Larry Cuban on School Reform and Classroom Practice: A Difficult Fact: Public Schools Are Political Institutions
By training, education, and experience school practitioners have a hard time with the simple fact that tax-supported public schools are political institutions. I have worked with teachers, principals, district administrators, superintendents, and school board members for decades and their responses to the idea that schools (and schooling) are fundamentally political has largely been negative. Although teachers and principals wince when I raise this point and give specific examples of acting politically in classrooms and schools, they remain unpersuaded. Superintendents do see that a substantial portion of their work is political–building coalitions to support policies recommended to the school board, negotiating with groups inside and outside the district to reach a satisfactory compromise to a dilemma, seeking out new resources for implementing policies, and figuring out how best to deal with obstreperous board members. They acknowledge that these are, indeed, political actions they engage in but for many school chiefs their facial expressions and words show the dislike for what they have to do.
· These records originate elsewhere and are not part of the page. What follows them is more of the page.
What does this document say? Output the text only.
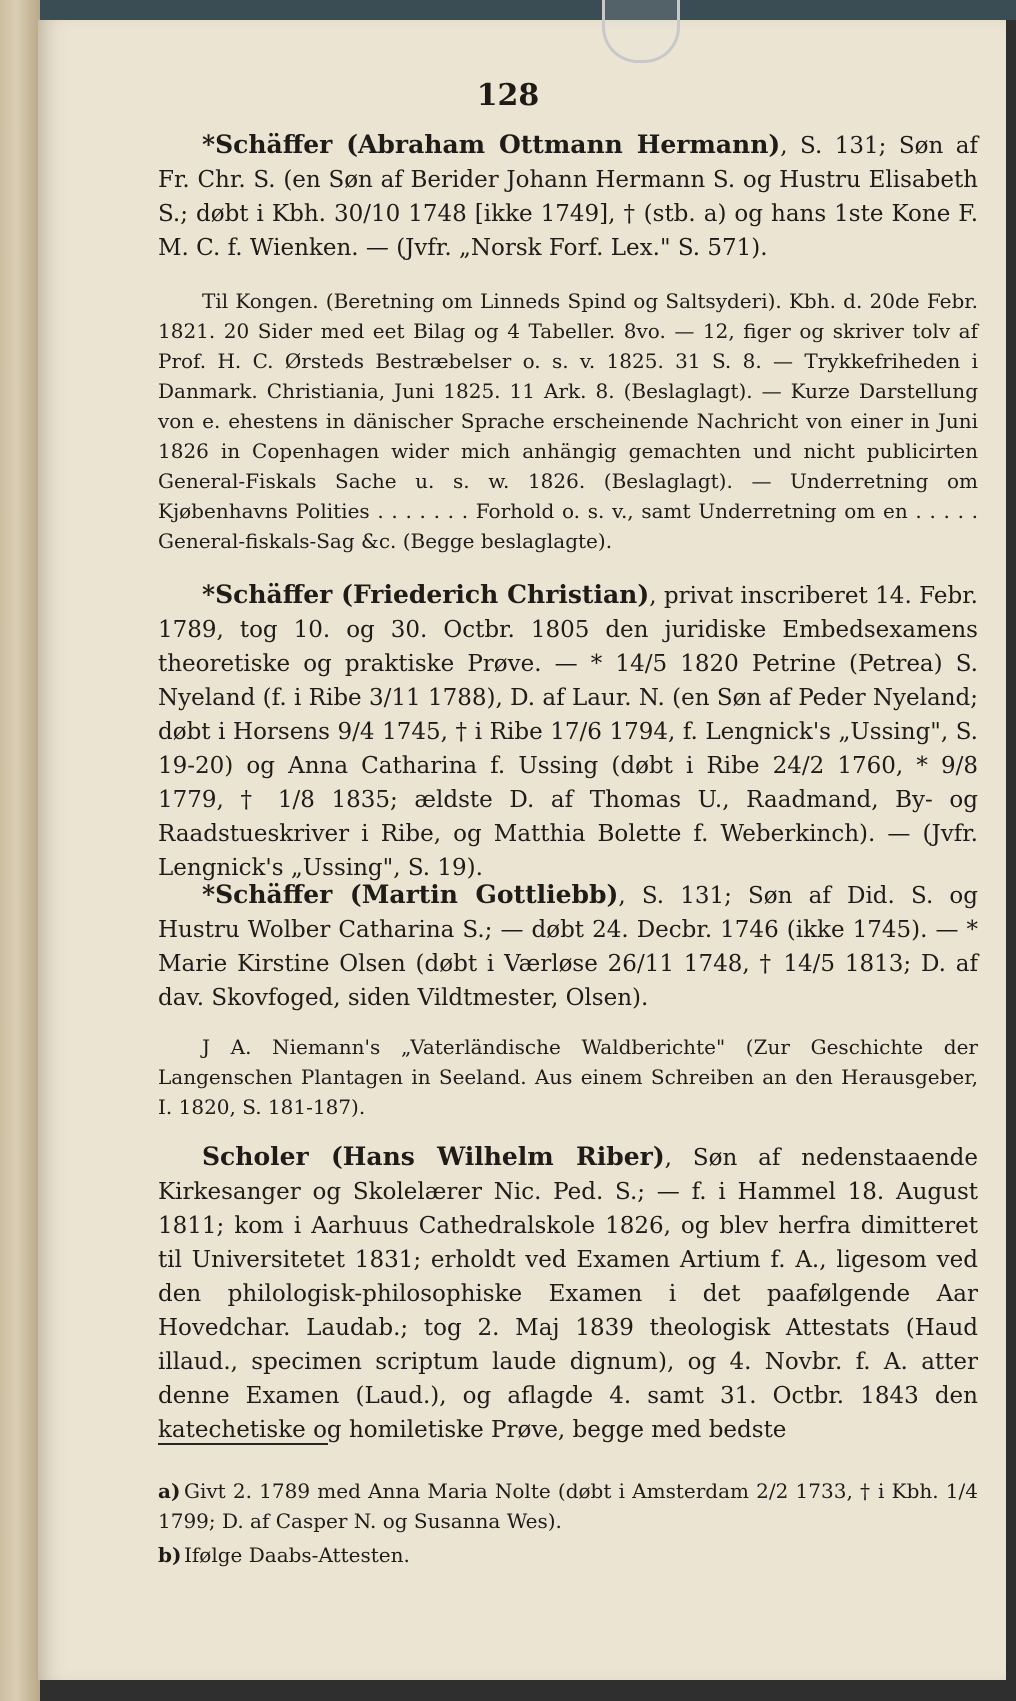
128
*Schäffer (Abraham Ottmann Hermann), S. 131; Søn af Fr. Chr. S. (en Søn af Berider Johann Hermann S. og Hustru Elisabeth S.; døbt i Kbh. 30/10 1748 [ikke 1749], † (stb. a) og hans 1ste Kone F. M. C. f. Wienken. — (Jvfr. „Norsk Forf. Lex." S. 571).
Til Kongen. (Beretning om Linneds Spind og Saltsyderi). Kbh. d. 20de Febr. 1821. 20 Sider med eet Bilag og 4 Tabeller. 8vo. — 12, figer og skriver tolv af Prof. H. C. Ørsteds Bestræbelser o. s. v. 1825. 31 S. 8. — Trykkefriheden i Danmark. Christiania, Juni 1825. 11 Ark. 8. (Beslaglagt). — Kurze Darstellung von e. ehestens in dänischer Sprache erscheinende Nachricht von einer in Juni 1826 in Copenhagen wider mich anhängig gemachten und nicht publicirten General-Fiskals Sache u. s. w. 1826. (Beslaglagt). — Underretning om Kjøbenhavns Polities . . . . . . . Forhold o. s. v., samt Underretning om en . . . . . General-fiskals-Sag &c. (Begge beslaglagte).
*Schäffer (Friederich Christian), privat inscriberet 14. Febr. 1789, tog 10. og 30. Octbr. 1805 den juridiske Embedsexamens theoretiske og praktiske Prøve. — * 14/5 1820 Petrine (Petrea) S. Nyeland (f. i Ribe 3/11 1788), D. af Laur. N. (en Søn af Peder Nyeland; døbt i Horsens 9/4 1745, † i Ribe 17/6 1794, f. Lengnick's „Ussing", S. 19-20) og Anna Catharina f. Ussing (døbt i Ribe 24/2 1760, * 9/8 1779, † 1/8 1835; ældste D. af Thomas U., Raadmand, By- og Raadstueskriver i Ribe, og Matthia Bolette f. Weberkinch). — (Jvfr. Lengnick's „Ussing", S. 19).
*Schäffer (Martin Gottliebb), S. 131; Søn af Did. S. og Hustru Wolber Catharina S.; — døbt 24. Decbr. 1746 (ikke 1745). — * Marie Kirstine Olsen (døbt i Værløse 26/11 1748, † 14/5 1813; D. af dav. Skovfoged, siden Vildtmester, Olsen).
J A. Niemann's „Vaterländische Waldberichte" (Zur Geschichte der Langenschen Plantagen in Seeland. Aus einem Schreiben an den Herausgeber, I. 1820, S. 181-187).
Scholer (Hans Wilhelm Riber), Søn af nedenstaaende Kirkesanger og Skolelærer Nic. Ped. S.; — f. i Hammel 18. August 1811; kom i Aarhuus Cathedralskole 1826, og blev herfra dimitteret til Universitetet 1831; erholdt ved Examen Artium f. A., ligesom ved den philologisk-philosophiske Examen i det paafølgende Aar Hovedchar. Laudab.; tog 2. Maj 1839 theologisk Attestats (Haud illaud., specimen scriptum laude dignum), og 4. Novbr. f. A. atter denne Examen (Laud.), og aflagde 4. samt 31. Octbr. 1843 den katechetiske og homiletiske Prøve, begge med bedste
a) Givt 2. 1789 med Anna Maria Nolte (døbt i Amsterdam 2/2 1733, † i Kbh. 1/4 1799; D. af Casper N. og Susanna Wes).
b) Ifølge Daabs-Attesten.
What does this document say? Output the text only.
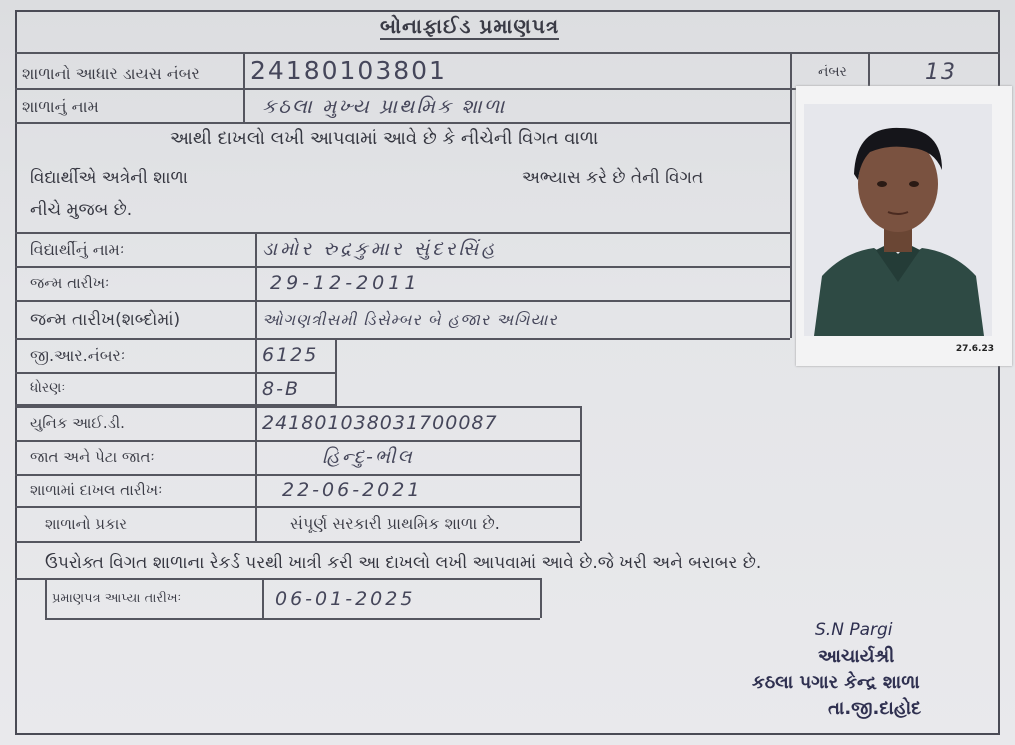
બોનાફાઈડ પ્રમાણપત્ર
શાળાનો આધાર ડાયસ નંબર 24180103801	નંબર	13
શાળાનું નામ	કઠલા મુખ્ય પ્રાથમિક શાળા
આથી દાખલો લખી આપવામાં આવે છે કે નીચેની વિગત વાળા
વિદ્યાર્થીએ અત્રેની શાળા	અભ્યાસ કરે છે તેની વિગત
નીચે મુજબ છે.
વિદ્યાર્થીનું નામઃ	ડામોર રુદ્રકુમાર સુંદરસિંહ
જન્મ તારીખઃ	29-12-2011
જન્મ તારીખ(શબ્દોમાં)	ઓગણત્રીસમી ડિસેમ્બર બે હજાર અગિયાર
જી.આર.નંબરઃ	6125
ધોરણઃ	8-B
યુનિક આઈ.ડી.	241801038031700087
જાત અને પેટા જાતઃ	હિન્દુ-ભીલ
શાળામાં દાખલ તારીખઃ	22-06-2021
શાળાનો પ્રકાર	સંપૂર્ણ સરકારી પ્રાથમિક શાળા છે.
ઉપરોક્ત વિગત શાળાના રેકર્ડ પરથી ખાત્રી કરી આ દાખલો લખી આપવામાં આવે છે.જે ખરી અને બરાબર છે.
પ્રમાણપત્ર આપ્યા તારીખઃ	06-01-2025
27.6.23
S.N Pargi
આચાર્યશ્રી
કઠલા પગાર કેન્દ્ર શાળા
તા.જી.દાહોદ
Why is this? My guess is that the idea of politics quickly morphs into what most educators and most Americans associate with partisan politics as engaged in by Republicans and Democrats. But no such party politics occurs in districts. What educators ignore is that the non-partisan politics occur within schools and districts all the time. School politics are concerned with the exercise of power and influence in classrooms, schools, and districts to reach desired school goals.
A second guess is that U.S. schools knew intimately partisan politics. Between the 1870s and early 1900s, political parties saw schools as just another agency to reward loyal party members with jobs and contracts. The Progressive movement in the late-1890s through the 1920s introduced civil service reforms–you had to show that you had the credentials and experience to be government employees–and over decades removed schools from party politics. Such politics are specifically banned today. Those are my guesses as to why educators too often get sniffy over attaching the word “political” to what they do in schools.
It is foolish, however, to deny that schools are political institutions established to reach desired community goals. School boards, administrators and teachers are agents hired to achieve those community-inspired goals. Consider that taxing property owners and levying sales taxes on everyone regardless of whether they have children or not to run public schools means that schools matter a great deal to the community. Moreover, compelling parents to send their children to school between the ages of 5-6 to 16-17 underscores how important schools are to the survival and growth of the community. When one looks carefully at those goals public schools have for children and youth, it is easy to see what community values are embedded in each and every goal. Schools are the political tools a community (and parents) have to enact its goals.
I offer a framework for seeing this fundamental truth of schooling as a value-driven, political enterprise, one that inevitably creates and harbors conflict.
Making policy and putting policies into practice in schools and classrooms are value-driven:
Every goal in each and every district has a value buried in it. Take reducing the achievement gap for an example. Raising test scores of minority students is highly valued by parents, administrators, and the general public. No progress in reducing the test score gap is seen as failure in achieving that prized value.
Or consider the familiar district goal of increasing the number of high school graduates attending college. Getting a college degree is prized because graduates earn more over a lifetime than those earning a high school diploma.
Or note that some principals are dead-set on becoming instructional leaders in their schools—that is their personal goal often put into their professional development plan they discuss with their superintendent. These principals believe instructional leadership is good. They value it highly.
I cannot think of any formal goal for public schools, principals, and teachers that does NOT have a value in embedded in it.
Because policy-and-practice is value-driven, and values differ, conflict between groups and individuals is inevitable.
There are many values Americans agree on and teach their children such as respect for others, fairness, and loyalty to family and group. And there are many other values taught in families derived from religious beliefs, cultural practices, and traditions that differ from one family to another.
And consider further that when it comes to tax-supported public schools where parents are compelled to send their children, yet even another set of values enter the picture. School goals include cultivating patriotism, following rules, thinking for one’s self, preparing for the job market, and building character. Some taxpayers and parents, for example, want schools to reinforce parental authority and keep children in line while others want schools to build independence, cooperation, and individual decision-making in their children. And then there are those who want both in the same school. Sometimes school and family values converge and sometimes they diverge. Which is when conflicts arise.
Because of value differences, parents, teachers, and students inevitably disagree on practical items such as dress codes, the Common Core standards, raising school taxes, evaluating teachers on the basis of test scores, charter schools, and dozens of other issues. Conflicts are common over the values embedded in policies and actual practices. Sometimes these value conflicts rise to the surface in public meetings and sometimes they do not. But they are there, nonetheless, because tax-supported public schools are–yep, I am going to say it again–political institutions. Educators need to accept this inexorable fact.